🤖 AI Summary
This work addresses the critical role of conversational user simulation in human-computer interaction, noting the absence of a systematic synthesis in existing literature. To bridge this gap, the paper proposes a unified classification framework grounded in large language models, integrating prior research along two key dimensions: user granularity and simulation objective. By structuring a comprehensive review around these axes, the study systematically examines core technical approaches, evaluation methodologies, and application scenarios. This structured analysis clarifies prevailing challenges and outlines promising future directions, thereby establishing a coherent research trajectory and theoretical foundation for advancing the field of conversational user simulation.
📝 Abstract
User simulation has long played a vital role in computer science due to its potential to support a wide range of applications. Language, as the primary medium of human communication, forms the foundation of social interaction and behavior.
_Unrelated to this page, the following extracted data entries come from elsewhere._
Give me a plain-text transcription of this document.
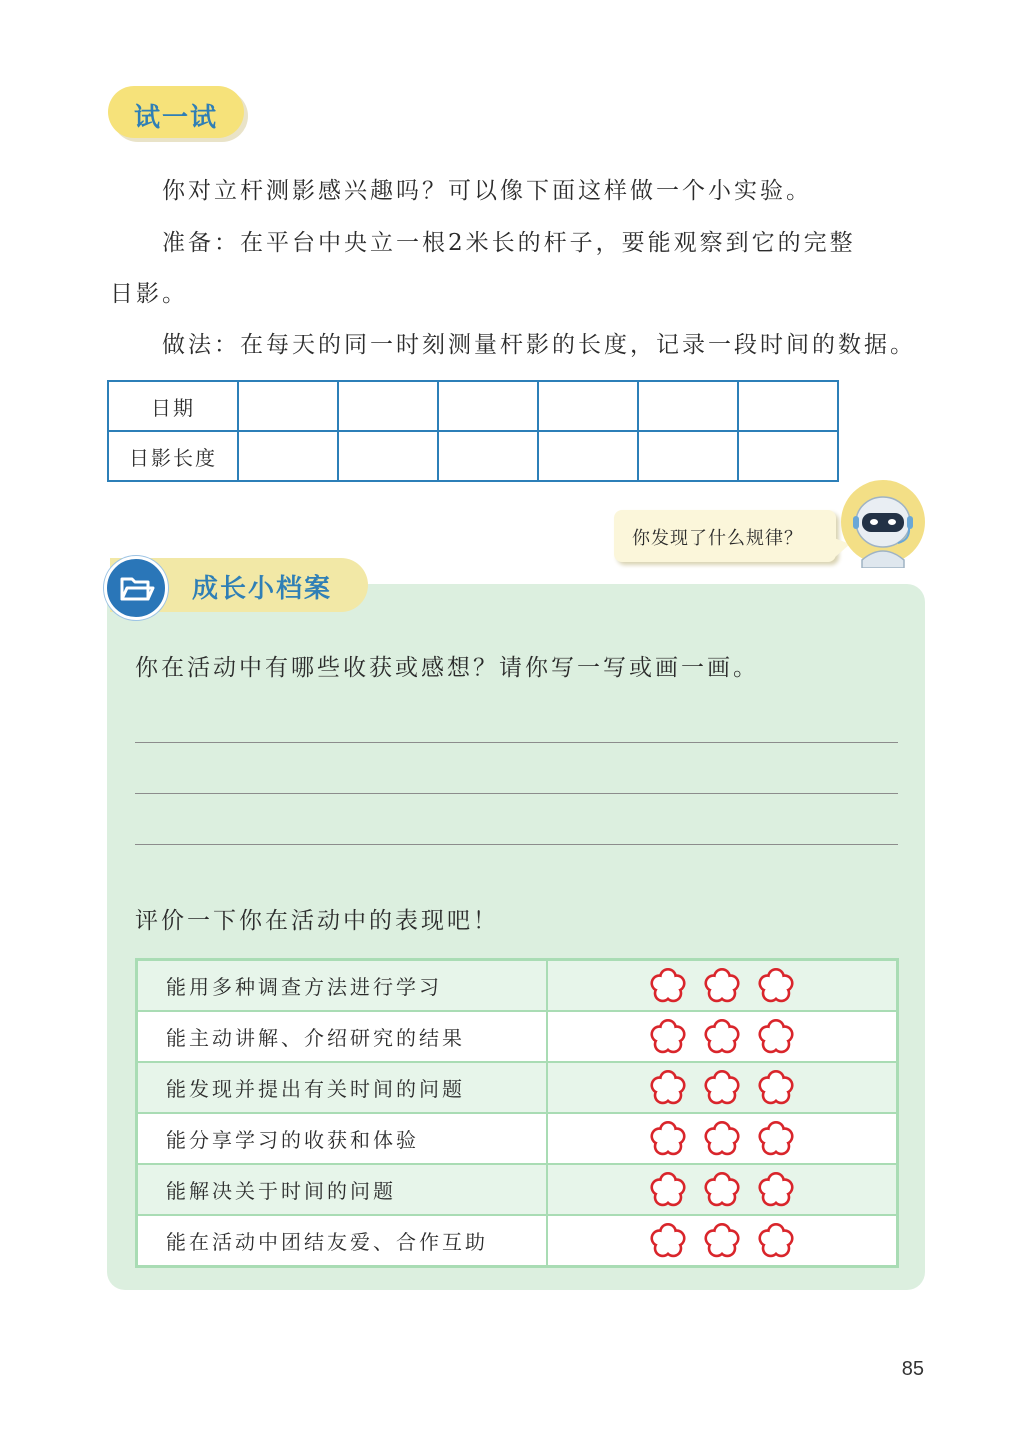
试一试
你对立杆测影感兴趣吗？可以像下面这样做一个小实验。
准备：在平台中央立一根2米长的杆子，要能观察到它的完整
日影。
做法：在每天的同一时刻测量杆影的长度，记录一段时间的数据。
日期						
日影长度						
你发现了什么规律？
成长小档案
你在活动中有哪些收获或感想？请你写一写或画一画。
评价一下你在活动中的表现吧！
能用多种调查方法进行学习	
能主动讲解、介绍研究的结果	
能发现并提出有关时间的问题	
能分享学习的收获和体验	
能解决关于时间的问题	
能在活动中团结友爱、合作互助	
85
Consequently, simulating conversational behavior has become a key area of study. Recent advancements in large language models (LLMs) have significantly catalyzed progress in this domain by enabling high-fidelity generation of synthetic user conversation. In this paper, we survey recent advancements in LLM-based conversational user simulation. We introduce a novel taxonomy covering user granularity and simulation objectives. Additionally, we systematically analyze core techniques and evaluation methodologies. We aim to keep the research community informed of the latest advancements in conversational user simulation and to further facilitate future research by identifying open challenges and organizing existing work under a unified framework.